Es klopfte. Sein Assistent Auguste Cigogne, ein hochgewachsener Storch in Frack und Fliege, kam mit einem Silbertablett herein, auf dem sich ein rotes Telefon befand.
Monsieur Grenouille seufzte. „Auguste, ich habe es mir gerade erst mit einem leckeren Fliegentee gemütlich gemacht. Du weißt doch, dass ich dann nur im äußersten Notfall gestört werden möchte.“
Auguste nickte verständnisvoll, reichte seinem Herrn trotzdem das Telefon an. „Es ist der Präsident. Es handelt sich um einen Notfall von weltweiter Tragweite.“
Grenouille nahm das Gespräch an, hörte stumm zu und nickte irgendwann. „Ich bin schon auf dem Weg, Mr. President.“ Er wandte sich seinem Assistenten zu. „Auguste, bereite unseren Düsenflieger vor. Wir müssen die Welt retten.“
Es verging keine Minute, da standen zwei völlig andere Persönlichkeiten im Hangar des Landsitzes. Ein muskelbepackter Frosch in einem Smoking und ein Storch mit Fliegerbrille stiegen in ein Fluggerät, dass auch von einem anderem Planeten hätte stammen können. Froggy McMuscle, wie sich Monsieur Grenouille in seiner anderen Identität nannte, ließ sich von seinem Sidekick in die Hauptstadt fliegen. Ein normaler Linienflug hätte ein paar Stunden gebraucht. McMuscle schaffte die Strecke in weniger als dreißig Minuten. Sie landeten auf der Wiese, die direkt vor dem Büro des Präsidenten lag und betraten das Gebäude durch eines der Fenster.
„Wir sind so schnell gekommen, wie es uns möglich war. Was ist passiert? Wie können wir helfen?“ Froggy McMuscle legte sein Jackett ab und ließ seine atemberaubenden Muskeln spielen.

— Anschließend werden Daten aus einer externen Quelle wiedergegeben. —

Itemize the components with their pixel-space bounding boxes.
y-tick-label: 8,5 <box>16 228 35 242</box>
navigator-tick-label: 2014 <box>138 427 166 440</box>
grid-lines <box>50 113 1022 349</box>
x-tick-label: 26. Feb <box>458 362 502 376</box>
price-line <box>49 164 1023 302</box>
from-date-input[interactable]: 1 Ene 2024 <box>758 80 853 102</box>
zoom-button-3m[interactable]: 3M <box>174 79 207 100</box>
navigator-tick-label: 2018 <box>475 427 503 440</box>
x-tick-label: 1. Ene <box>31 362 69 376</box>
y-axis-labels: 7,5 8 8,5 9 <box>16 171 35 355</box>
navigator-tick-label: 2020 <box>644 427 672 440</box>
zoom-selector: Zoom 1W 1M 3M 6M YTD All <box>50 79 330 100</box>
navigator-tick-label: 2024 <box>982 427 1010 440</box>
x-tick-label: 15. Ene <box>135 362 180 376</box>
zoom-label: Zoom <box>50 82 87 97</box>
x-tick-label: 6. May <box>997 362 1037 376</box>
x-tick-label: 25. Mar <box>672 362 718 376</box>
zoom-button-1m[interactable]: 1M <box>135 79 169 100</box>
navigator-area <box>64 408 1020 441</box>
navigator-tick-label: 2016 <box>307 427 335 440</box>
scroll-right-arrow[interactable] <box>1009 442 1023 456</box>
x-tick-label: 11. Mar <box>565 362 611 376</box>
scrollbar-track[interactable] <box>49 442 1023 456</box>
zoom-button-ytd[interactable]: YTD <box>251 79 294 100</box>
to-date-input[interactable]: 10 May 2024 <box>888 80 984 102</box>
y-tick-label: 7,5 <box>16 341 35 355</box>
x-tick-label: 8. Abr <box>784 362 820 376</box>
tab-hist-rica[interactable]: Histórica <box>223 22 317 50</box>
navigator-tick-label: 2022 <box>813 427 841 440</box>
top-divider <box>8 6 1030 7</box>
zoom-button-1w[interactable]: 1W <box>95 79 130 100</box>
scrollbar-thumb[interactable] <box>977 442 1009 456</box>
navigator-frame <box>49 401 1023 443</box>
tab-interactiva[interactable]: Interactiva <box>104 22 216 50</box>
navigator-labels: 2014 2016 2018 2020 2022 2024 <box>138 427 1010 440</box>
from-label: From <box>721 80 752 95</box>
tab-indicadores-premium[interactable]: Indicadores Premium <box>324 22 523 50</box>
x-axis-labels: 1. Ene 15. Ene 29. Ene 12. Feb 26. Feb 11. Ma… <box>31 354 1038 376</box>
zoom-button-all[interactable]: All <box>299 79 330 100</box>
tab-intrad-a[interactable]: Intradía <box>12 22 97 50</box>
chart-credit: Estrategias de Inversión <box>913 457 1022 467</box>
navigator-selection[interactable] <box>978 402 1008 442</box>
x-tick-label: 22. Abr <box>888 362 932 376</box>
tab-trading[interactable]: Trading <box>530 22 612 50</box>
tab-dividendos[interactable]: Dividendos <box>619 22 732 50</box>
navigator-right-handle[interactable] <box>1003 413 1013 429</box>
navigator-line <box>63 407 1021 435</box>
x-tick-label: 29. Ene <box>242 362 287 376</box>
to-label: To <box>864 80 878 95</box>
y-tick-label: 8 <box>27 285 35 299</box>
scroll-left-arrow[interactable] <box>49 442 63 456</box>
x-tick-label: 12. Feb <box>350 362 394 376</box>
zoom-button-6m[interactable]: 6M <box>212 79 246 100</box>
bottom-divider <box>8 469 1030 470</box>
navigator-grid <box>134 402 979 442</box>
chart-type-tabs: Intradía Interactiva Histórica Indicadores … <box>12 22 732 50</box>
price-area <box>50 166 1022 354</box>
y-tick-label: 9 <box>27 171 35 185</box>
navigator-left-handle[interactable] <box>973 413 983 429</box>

„Es ist mir sehr unangenehm.“, antwortete der Präsident. „Sie wissen, dass ich nur im äußersten Notfall anrufe, wenn keine Diplomatie mehr funktioniert.“ Er zeigte aus dem Fenster. „Dort drüben auf der Straße versammeln sie sich. Die Geschöpfe aus der Unterwelt haben meinen Amtssitz umzingelt. Ich weiß mir nicht mehr zu helfen.“
Froggy McMuscle setzte seine Multifunktionsbrille auf, zoomte die Gruppe, die sich auf der anderen Seite des Zauns versammelt hatte, heran und seufzte. „Ist das wirklich ihr Ernst? Dafür haben sie mich gerufen?“
Der Präsident zuckte mit den Schultern, grinste schief und verlegen. „Ich kann halt nicht so gut mit Kindern umgehen. Dafür bin ich mir aber sicher, dass sie das besonders gut können. Dafür sind Superhelden doch gemacht.“
Der Frosch nahm seine Brille ab, griff zum Eimer, der mit leckerstem Zuckerwerk gefüllt war und hüpfte zum Tor.
“Süßes, sonst gibt‘s Saures.“, riefen die Kinder begeistert.
“Ihr habt ja tolle Halloweenkostüme an.“ Froggy McMuscle trat in die Mitte der Menge, schüttelte Hände, lobte den großen Einfallsreichtum und verteilte Schokoladen, Weingummi und mehr, bis der Eimer geleert war.